Prof. Hakan Kara: Turkey still has a long road back to financial normalcy

Is Turkey’s experiment with unconventional monetary policy over?

Some signs suggest it may be. Since winning reelection on May 28, President Recep Tayyip Erdogan has replaced the country’s central bank governor and the minister of treasury and finance with relatively market-friendly figures. At its first rate meeting under Hafize Gaye Erkan on June 22, the Central Bank of the Republic of Turkey raised its policy rate from 8.5% to 15% and gave some indications of an intention to normalize policy.

But it is not yet clear whether Turkey’s policy experiment, which began in 2021, is finished.

It all started when Turkey’s central bank began moving to cut interest rates at a time everybody else in the world was doing the opposite. Shortly after the initiation of this controversial policy, inflation went out of control.

By mid-2022, the official consumer price index was up more than 80% from a year earlier. Real interest rates consequentially dropped to record low negative levels compared with those of Turkey’s peer economies.

Unsurprisingly, the immediate impact of this monetary policy experiment was a marked deterioration in inflation expectations. This was accompanied by a sharp depreciation of the lira, with the Turkish currency losing 70% of its value against the dollar after September 2021.

The authorities introduced a number of measures to stabilize the lira, aiming to offset the damaging effects of the exceedingly low policy rate. The currency regime shifted to heavily managed exchange rates, in part through opaque sales of foreign reserves via public banks as well as extensive exchange and credit controls. The government also introduced a lira deposit protection program at the expense of inflating contingent liabilities on the public budget and inflating banks’ regulatory burden.

To be fair, through their financial repression policies, the authorities were able to rein in currency depreciation and keep the benchmark interest rate at a low level through the period leading up to the presidential election.

Stable exchange rates and buoyant domestic demand fueled by extremely loose monetary conditions helped the ruling coalition to retain power. But this came at the expense of depleting the reserves of the central bank, the accumulation of immense imbalances in the form of runaway inflation, a high external deficit and a complex set of financial regulations that distorted the efficient allocation of financial resources.

The moves taken since May’s election do signal a U-turn, in apparent reaction to balance of payment stress, but getting back to fully conventional policy will not be simple.

The journey will be conditional in part on the central bank’s willingness and ability to normalize policy interest rates, a prerequisite for unwinding the complicated set of regulations imposed on banks over the last two years.

If policy rates remain politically constrained, a full normalization of the regulatory framework will not be feasible in the near term because, in order to control the exchange rate and domestic financial conditions with a low policy rate, the regulators will have to keep most existing restrictions for an extended period.

Although the central bank nearly doubled its benchmark rate, this will not be enough to reverse the deterioration in the public’s inflation expectations.
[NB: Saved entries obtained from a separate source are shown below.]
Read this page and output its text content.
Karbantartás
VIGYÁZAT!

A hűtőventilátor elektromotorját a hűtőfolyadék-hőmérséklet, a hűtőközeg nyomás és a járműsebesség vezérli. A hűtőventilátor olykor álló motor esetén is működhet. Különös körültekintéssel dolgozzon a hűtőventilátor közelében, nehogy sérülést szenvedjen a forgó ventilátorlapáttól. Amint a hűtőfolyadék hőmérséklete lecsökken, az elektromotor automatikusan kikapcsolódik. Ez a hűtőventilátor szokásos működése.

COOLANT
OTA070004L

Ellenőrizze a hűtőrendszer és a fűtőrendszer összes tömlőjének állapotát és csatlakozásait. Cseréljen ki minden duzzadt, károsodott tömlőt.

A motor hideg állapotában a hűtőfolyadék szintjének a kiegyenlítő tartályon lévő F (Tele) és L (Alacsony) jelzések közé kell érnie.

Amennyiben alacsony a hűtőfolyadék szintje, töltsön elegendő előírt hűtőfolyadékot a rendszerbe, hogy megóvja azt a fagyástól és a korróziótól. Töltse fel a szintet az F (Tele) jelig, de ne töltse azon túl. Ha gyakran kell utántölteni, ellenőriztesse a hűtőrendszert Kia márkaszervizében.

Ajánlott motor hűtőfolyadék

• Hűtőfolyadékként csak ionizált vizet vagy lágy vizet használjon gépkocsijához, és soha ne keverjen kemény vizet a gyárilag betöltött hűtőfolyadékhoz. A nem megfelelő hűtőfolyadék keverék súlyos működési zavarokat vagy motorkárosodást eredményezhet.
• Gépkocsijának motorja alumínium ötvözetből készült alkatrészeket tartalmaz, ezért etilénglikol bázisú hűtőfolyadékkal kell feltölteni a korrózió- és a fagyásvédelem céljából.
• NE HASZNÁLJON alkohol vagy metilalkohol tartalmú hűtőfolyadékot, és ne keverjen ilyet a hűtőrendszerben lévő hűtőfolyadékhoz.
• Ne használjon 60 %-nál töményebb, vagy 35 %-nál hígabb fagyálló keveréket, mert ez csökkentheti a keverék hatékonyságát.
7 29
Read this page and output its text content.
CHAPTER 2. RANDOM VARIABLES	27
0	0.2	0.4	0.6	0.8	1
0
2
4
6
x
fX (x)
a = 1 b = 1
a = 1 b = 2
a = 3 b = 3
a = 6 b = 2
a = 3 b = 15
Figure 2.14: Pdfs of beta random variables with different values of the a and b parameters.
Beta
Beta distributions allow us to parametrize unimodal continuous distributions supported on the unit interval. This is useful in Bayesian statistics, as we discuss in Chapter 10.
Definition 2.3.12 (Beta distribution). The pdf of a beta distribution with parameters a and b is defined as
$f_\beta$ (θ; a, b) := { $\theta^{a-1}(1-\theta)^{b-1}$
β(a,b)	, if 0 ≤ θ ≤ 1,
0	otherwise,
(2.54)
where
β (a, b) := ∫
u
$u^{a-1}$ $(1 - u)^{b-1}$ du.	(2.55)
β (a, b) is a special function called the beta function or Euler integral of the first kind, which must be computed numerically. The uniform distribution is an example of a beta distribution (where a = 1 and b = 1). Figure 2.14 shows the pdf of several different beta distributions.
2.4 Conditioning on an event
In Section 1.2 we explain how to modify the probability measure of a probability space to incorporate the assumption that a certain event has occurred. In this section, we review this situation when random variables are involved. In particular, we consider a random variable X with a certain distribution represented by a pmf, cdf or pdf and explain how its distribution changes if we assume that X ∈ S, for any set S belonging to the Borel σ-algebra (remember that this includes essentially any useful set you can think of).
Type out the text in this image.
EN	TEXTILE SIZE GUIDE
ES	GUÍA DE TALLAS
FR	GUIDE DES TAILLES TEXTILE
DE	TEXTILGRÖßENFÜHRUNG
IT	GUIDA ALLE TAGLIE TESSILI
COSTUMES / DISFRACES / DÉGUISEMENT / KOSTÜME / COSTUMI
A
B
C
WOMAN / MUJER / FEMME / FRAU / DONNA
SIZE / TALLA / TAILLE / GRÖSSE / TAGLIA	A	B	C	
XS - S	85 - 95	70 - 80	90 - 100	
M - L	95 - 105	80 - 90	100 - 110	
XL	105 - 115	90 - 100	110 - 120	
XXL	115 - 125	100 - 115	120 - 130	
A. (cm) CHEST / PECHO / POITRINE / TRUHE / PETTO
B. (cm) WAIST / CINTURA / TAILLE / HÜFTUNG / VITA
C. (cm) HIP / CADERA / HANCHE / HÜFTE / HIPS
According to surveys, the public expects inflation, now close to 40%, to still be above 30% in a year’s time.

The authorities have revealed a preference to stay gentle with interest rate decisions, which in practice will initially mean keeping the policy rate way below expectations. But gradualism can be effective only if institutions have high credibility. At this point, the central bank’s initial moves may be seen as a signal that the authorities are not willing to pay the costs of disinflation until after local elections next year.

Rest of the article is here.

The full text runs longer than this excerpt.